Studio album by Great Big Sea
- Released: May 20, 1997 (Canada)
- Recorded: 1997
- Studios: The Battery and CBC Studios
- Genres: Folk, folk rock
- Length: 47:22
- Label: Warner Music Canada
- Producer: Danny Greenspoon

Great Big Sea chronology
| Up (1995) | Play (1997) | Rant and Roar (1998) |

Singles from Play
- "When I'm Up (I Can't Get Down)" Released: May 1997; "Ordinary Day" Released: October 1997; "End of the World" Released: 1998;

= Play (Great Big Sea album) =

Play is the third studio album by Canadian band Great Big Sea, released in 1997.

Professional ratings
Review scores
| Source | Rating |
| Allmusic | Star |

==Commercial performance==
Play debuted at #9 on the Canadian Albums Chart.

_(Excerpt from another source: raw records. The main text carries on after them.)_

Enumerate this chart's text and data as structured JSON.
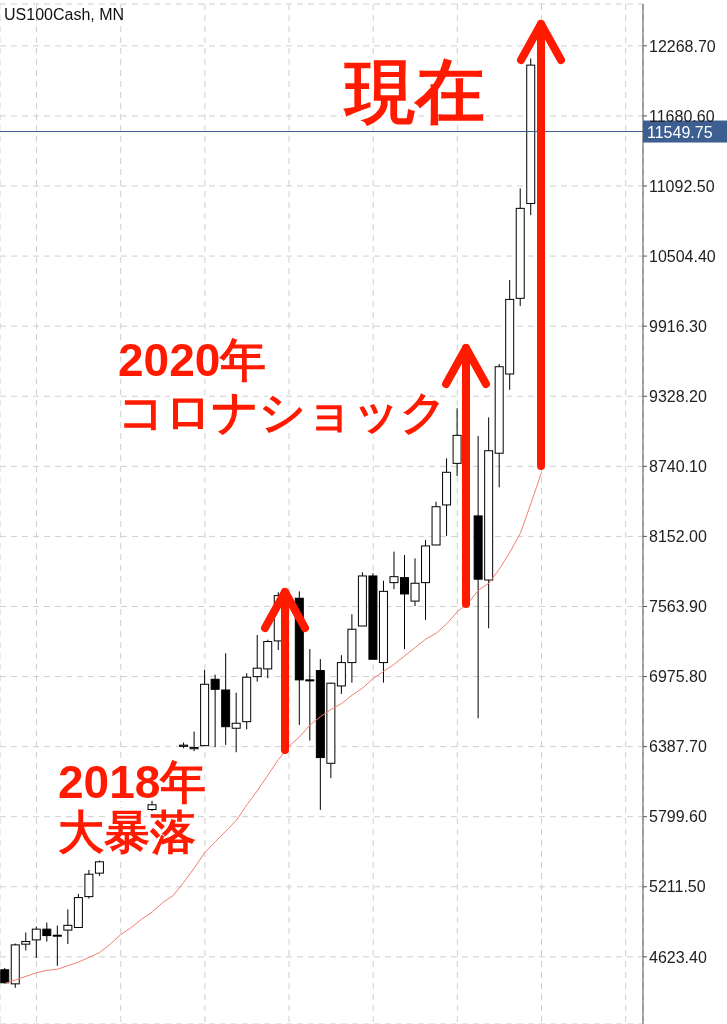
{
  "chart_data": {
    "type": "candlestick",
    "title": "US100Cash, MN",
    "categories": [
      null,
      null,
      null,
      null,
      null,
      null,
      null,
      null,
      null,
      null,
      null,
      null,
      null,
      null,
      null,
      null,
      null,
      null,
      null,
      null,
      null,
      null,
      null,
      null,
      null,
      null,
      null,
      null,
      null,
      null,
      null,
      null,
      null,
      null,
      null,
      null,
      null,
      null,
      null,
      null,
      null,
      null,
      null,
      null,
      null,
      null,
      null,
      null,
      null,
      null,
      null,
      null
    ],
    "ohlc": [
      [
        4515,
        4530,
        4400,
        4406
      ],
      [
        4397,
        4735,
        4364,
        4724
      ],
      [
        4730,
        4828,
        4677,
        4752
      ],
      [
        4766,
        4878,
        4613,
        4856
      ],
      [
        4856,
        4911,
        4752,
        4802
      ],
      [
        4802,
        4886,
        4548,
        4805
      ],
      [
        4848,
        5022,
        4731,
        4888
      ],
      [
        4870,
        5152,
        4870,
        5121
      ],
      [
        5129,
        5353,
        5112,
        5317
      ],
      [
        5326,
        5432,
        5303,
        5421
      ],
      null,
      null,
      null,
      null,
      [
        5860,
        5935,
        5820,
        5900
      ],
      null,
      null,
      [
        6390,
        6422,
        6375,
        6400
      ],
      [
        6370,
        6514,
        6350,
        6380
      ],
      [
        6396,
        7031,
        6396,
        6911
      ],
      [
        6953,
        6992,
        6383,
        6869
      ],
      [
        6863,
        7171,
        6402,
        6555
      ],
      [
        6542,
        6840,
        6341,
        6584
      ],
      [
        6597,
        7004,
        6533,
        6970
      ],
      [
        6975,
        7325,
        6933,
        7046
      ],
      [
        7040,
        7285,
        6962,
        7270
      ],
      [
        7275,
        7683,
        7199,
        7655
      ],
      null,
      [
        7633,
        7691,
        6570,
        6948
      ],
      [
        6948,
        7206,
        6438,
        6943
      ],
      [
        7026,
        7122,
        5857,
        6296
      ],
      [
        6248,
        6925,
        6123,
        6920
      ],
      [
        6897,
        7155,
        6830,
        7093
      ],
      [
        7093,
        7499,
        6925,
        7373
      ],
      [
        7400,
        7851,
        7400,
        7820
      ],
      [
        7820,
        7843,
        7121,
        7121
      ],
      [
        7093,
        7780,
        6925,
        7691
      ],
      [
        7764,
        8024,
        7709,
        7814
      ],
      [
        7806,
        7996,
        7206,
        7669
      ],
      [
        7609,
        7968,
        7567,
        7759
      ],
      [
        7764,
        8122,
        7451,
        8072
      ],
      [
        8080,
        8443,
        8080,
        8401
      ],
      [
        8416,
        8807,
        8156,
        8690
      ],
      [
        8765,
        9227,
        8659,
        9000
      ],
      null,
      [
        8324,
        8995,
        6626,
        7793
      ],
      [
        7786,
        9151,
        7381,
        8871
      ],
      [
        8850,
        9599,
        8564,
        9576
      ],
      [
        9515,
        10303,
        9382,
        10141
      ],
      [
        10150,
        11072,
        10085,
        10905
      ],
      [
        10946,
        12163,
        10848,
        12107
      ],
      null
    ],
    "series": [
      {
        "type": "line",
        "color": "#f08070",
        "values": [
          4400,
          4430,
          4460,
          4490,
          4510,
          4520,
          4550,
          4580,
          4620,
          4660,
          4730,
          4810,
          4870,
          4940,
          5000,
          5080,
          5140,
          5250,
          5370,
          5500,
          5590,
          5680,
          5770,
          5900,
          6020,
          6150,
          6280,
          6390,
          6470,
          6570,
          6640,
          6700,
          6750,
          6820,
          6880,
          6960,
          7020,
          7080,
          7150,
          7220,
          7290,
          7340,
          7420,
          7520,
          7590,
          7700,
          7760,
          7880,
          8020,
          8180,
          8430,
          8690
        ]
      }
    ],
    "ylim": [
      4060,
      12620
    ],
    "yticks": [
      {
        "value": 4623.4,
        "label": "4623.40"
      },
      {
        "value": 5211.5,
        "label": "5211.50"
      },
      {
        "value": 5799.6,
        "label": "5799.60"
      },
      {
        "value": 6387.7,
        "label": "6387.70"
      },
      {
        "value": 6975.8,
        "label": "6975.80"
      },
      {
        "value": 7563.9,
        "label": "7563.90"
      },
      {
        "value": 8152,
        "label": "8152.00"
      },
      {
        "value": 8740.1,
        "label": "8740.10"
      },
      {
        "value": 9328.2,
        "label": "9328.20"
      },
      {
        "value": 9916.3,
        "label": "9916.30"
      },
      {
        "value": 10504.4,
        "label": "10504.40"
      },
      {
        "value": 11092.5,
        "label": "11092.50"
      },
      {
        "value": 11680.6,
        "label": "11680.60"
      },
      {
        "value": 12268.7,
        "label": "12268.70"
      }
    ],
    "ref_lines": [
      {
        "axis": "y",
        "value": 11549.75,
        "label": "11549.75",
        "color": "#3c5e91"
      }
    ],
    "grid": true,
    "annotations": [
      "現在",
      "2020年",
      "コロナショック",
      "2018年",
      "大暴落"
    ]
  }
}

It was among the top 50 best-selling albums in Canada in 1997. In 2004, the album was certified Triple Platinum in Canada. Between 1996 and 2016, it was the ninth best-selling album by a Canadian band in Canada.

==Track listing==
1. "Ordinary Day" (Alan Doyle, Séan McCann) 3:09
2. "When I'm Up (I Can't Get Down)" (Ian Telfer, Alan Prosser, John Jones) 3:24
3. "The Night Pat Murphy Died" (Traditional, arranged by Great Big Sea) 3:02
4. "How Did We Get from Saying 'I Love You'..." (Alan Doyle) 3:40
5. "Donkey Riding" (Traditional) 2:26
6. "Haven't Seen You in a Long Time" (Colin Hay) 2:53
7. "End of the World" (Bill Berry, Peter Buck, Mike Mills, Michael Stipe) 2:41
8. "General Taylor" (Arranged by Alan Doyle, Séan McCann, Bob Hallett, Darrell Power) 2:53
9. "Seagulls" (Bob Hallett) 2:10
10. "Recruiting Sargeant" (Traditional) 3:32
11. "Greenspond" (Traditional) 3:09
12. "My Apology" (Séan McCann) 2:39
13. "Jakey's Gin" (Traditional) 2:54
14. "Something I Should Know" (Séan McCann) 2:59
15. "Jolly Roving Tar" (Traditional) 2:59
16. "Rigadoon" (Sometimes referred to as "Little Beggarman" or "Jolly Beggar Dude") (Alan Doyle, Séan McCann, Bob Hallett, Darrell Power) 3:00

==Song information==
- "Recruiting Sargeant" is about Royal Newfoundland Regiment in World War I, and was adapted from an old Scottish traditional song "Twa Recruitin' Sergeants" about the Black Watch Regiment apparently from the time of the Napoleonic Wars, and so consequently the song has some interesting similarities to another traditional army song from the same period, Over the Hills and Far Away. The GBS version is from a play called The Recruiting Officer.
- "Greenspond" is about Greenspond, Newfoundland and Labrador, a small fishing community on the north east coast of Newfoundland, Canada.
- Track 16, a bonus, untitled song, is a traditional Irish song which fans refer to as "Little Beggarman", "Rigadoon", or "Jolly Beggar Dude".